Longer weight loss treatment programs may be necessary to improve blood sugar levels

Current clinical recommendations for behavioral weight loss treatment call for 16 weekly sessions, but that may not be enough to improve blood sugar levels in patients who are at risk for developing diabetes, University of Florida researchers have found.

The scientists discovered that among people who participated in eight-week, 16-week or 24-week weight loss treatment sessions, only the participants in the 24-week treatment group achieved significant improvements in their hemoglobin A1c (a measure of average blood sugar over two to three months), as well as fasting blood glucose, when compared to a nutrition education control group. The findings appear in the journal BMJ Open Diabetes Research & Care.

“We hope that our findings may help guide physicians in their clinical decision making to help patients achieve not only weight loss, but also meaningful reductions in blood sugar,” said lead author Viviana Bauman, a third-year doctoral student in the College of Public Health and Health Professions’ department of clinical and health psychology.

Organizations such as the American Diabetes Association and the Centers for Disease Control and Prevention recommend that people whose blood sugar levels meet the criteria for prediabetes, a major risk factor for Type 2 diabetes, participate in treatment programs to lose weight and lower blood sugar.

For the current study, researchers analyzed data from the Rural Lifestyle Intervention Treatment Effectiveness, or Rural LITE, trial, led by Michael G. Perri, Ph.D., dean of the College of Public Health and Health Professions and a professor in the department of clinical and health psychology. Participants were assigned to a low dose (eight weeks), moderate dose (16 weeks) or high dose (24 weeks) of a behavioral weight loss intervention. Program content was based on the National Diabetes Prevention Program. Participants met in groups for 90 minutes weekly with an interventionist and were instructed to follow a low-calorie diet, increase physical activity using a home-based walking program and use behavior change strategies, such as goal setting, daily steps and problem-solving techniques. A nutrition education control group (eight weeks) received education on nutrition and physical activity, but no instruction on behavioral strategies.

Bauman and her colleagues analyzed outcomes for the 287 participants in the Rural LITE trial who had blood sugar levels in the prediabetes range. Participants in the high-dose treatment group had a larger, though not significantly greater, weight loss than the moderate-dose treatment (an average of 24 vs. 22 pounds), both of which were significantly greater than the losses in the low-dose and education control conditions (14 and eight pounds, respectively).

Researchers found significant improvements in blood sugar over six months in both the high and moderate dose conditions, but not in the low and control conditions. In addition, compared to the low and control conditions, only the high-dose group experienced a significantly greater improvement in blood sugar levels.
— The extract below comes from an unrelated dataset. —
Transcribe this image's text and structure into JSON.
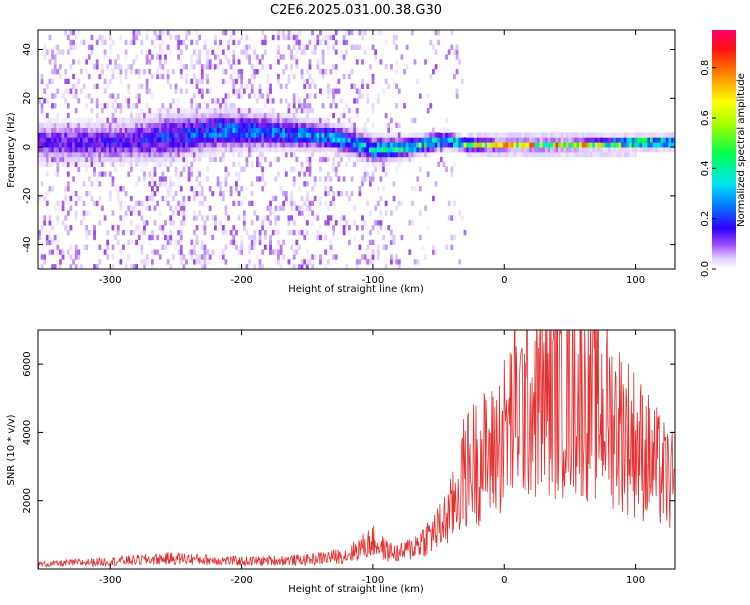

“These findings leave us with some intriguing questions that are yet to be answered,” Perri said. “For example, were the improvements in glycemic control observed for the high   dose group vs. the low and control conditions (but not for the moderate group vs. the low and control conditions) due to the small additional amount of weight loss in the high vs. moderate conditions? Or, could the findings be attributed to the greater length of dieting in the high vs. the moderate conditions?”

Bauman notes that unfortunately, some weight regain among participants is common when weight loss treatment programs end. Scientists should continue to evaluate treatment approaches that offer ongoing support to help people maintain weight loss and healthy behaviors.

“There are still a lot of different approaches being tested for weight loss maintenance and one thing that stands out is continued contact,” she said. “Studies have shown over and over again that when you treat overweight or obesity as a chronic condition versus an acute problem, you are able to sustain weight loss longer term.”

In addition to Bauman and Perri, the study authors include Aviva Ariel-Donges and Eliza Gordon, doctoral students in the UF department of clinical and health psychology; Michael Daniels, Sc.D., professor and chair of the UF department of statistics; Dandan Xu, Ph.D., of the department of statistics and data sciences at the University of Texas at Austin; Kathryn Ross, Ph.D., an assistant professor in the UF department of clinical and health psychology; and Marian Limacher, M.D., a professor of medicine and senior associate dean in the UF College of Medicine. The study was funded by a grant from the National Institutes of Health.